Light Up Your Face: A Physically Consistent Dataset and Diffusion Model for Face Fill-Light Enhancement
Abstract
Face fill-light enhancement (FFE) brightens underexposed faces by adding virtual fill light while keeping the original scene illumination and background unchanged. Most face relighting methods aim to reshape overall lighting, which can suppress the input illumination or modify the entire scene, leading to foreground–background inconsistency and mismatching practical FFE needs. To support scalable learning, we introduce LightYourFace-160K (LYF-160K), a large-scale paired dataset built with a physically consistent renderer that injects a disk-shaped area fill light controlled by six disentangled factors, producing 160K before-and-after pairs. We first pretrain a physics-aware lighting prompt (PALP) that embeds the 6D parameters into diffusion-compatible conditioning tokens, using an auxiliary planar-light reconstruction objective.

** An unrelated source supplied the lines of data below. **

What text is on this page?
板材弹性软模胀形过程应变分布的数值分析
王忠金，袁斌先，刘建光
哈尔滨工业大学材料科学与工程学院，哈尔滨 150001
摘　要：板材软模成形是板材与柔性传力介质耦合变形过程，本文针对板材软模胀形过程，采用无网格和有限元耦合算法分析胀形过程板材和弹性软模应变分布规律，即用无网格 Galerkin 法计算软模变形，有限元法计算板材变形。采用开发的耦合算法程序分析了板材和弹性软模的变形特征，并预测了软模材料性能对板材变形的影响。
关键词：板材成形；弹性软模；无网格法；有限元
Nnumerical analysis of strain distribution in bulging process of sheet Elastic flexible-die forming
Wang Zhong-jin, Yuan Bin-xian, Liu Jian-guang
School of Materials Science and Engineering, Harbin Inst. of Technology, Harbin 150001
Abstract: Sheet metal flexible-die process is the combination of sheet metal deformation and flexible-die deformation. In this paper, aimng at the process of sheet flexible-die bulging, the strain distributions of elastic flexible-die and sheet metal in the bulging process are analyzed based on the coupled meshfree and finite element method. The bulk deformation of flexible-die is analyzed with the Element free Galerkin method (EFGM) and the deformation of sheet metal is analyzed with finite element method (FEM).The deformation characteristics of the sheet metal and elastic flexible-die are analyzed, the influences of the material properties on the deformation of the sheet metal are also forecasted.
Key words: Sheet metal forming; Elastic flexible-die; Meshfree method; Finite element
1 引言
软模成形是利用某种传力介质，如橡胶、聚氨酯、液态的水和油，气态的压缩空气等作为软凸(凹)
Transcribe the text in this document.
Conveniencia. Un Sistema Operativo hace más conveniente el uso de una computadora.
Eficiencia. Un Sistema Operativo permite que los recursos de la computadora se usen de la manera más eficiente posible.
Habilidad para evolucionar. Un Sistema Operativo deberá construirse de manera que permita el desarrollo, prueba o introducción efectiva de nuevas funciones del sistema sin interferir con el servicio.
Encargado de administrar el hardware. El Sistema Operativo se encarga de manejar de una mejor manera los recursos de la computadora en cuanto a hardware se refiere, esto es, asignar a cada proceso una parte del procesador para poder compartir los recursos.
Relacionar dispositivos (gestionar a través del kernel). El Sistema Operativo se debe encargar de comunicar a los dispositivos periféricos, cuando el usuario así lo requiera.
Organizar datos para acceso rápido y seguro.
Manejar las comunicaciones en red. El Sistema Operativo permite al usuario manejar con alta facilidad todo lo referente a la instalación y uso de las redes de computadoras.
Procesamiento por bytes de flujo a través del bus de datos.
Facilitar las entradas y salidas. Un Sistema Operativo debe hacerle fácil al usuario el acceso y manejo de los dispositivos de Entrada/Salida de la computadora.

Building on a pretrained diffusion backbone, we then train FiLitDiff, an efficient one-step model conditioned on these physically grounded lighting codes, enabling fast, controllable, and high-fidelity fill lighting at low computational cost. Experiments on held-out paired sets demonstrate strong perceptual quality and competitive full-reference metrics, while better preserving background illumination. The dataset and model will be released.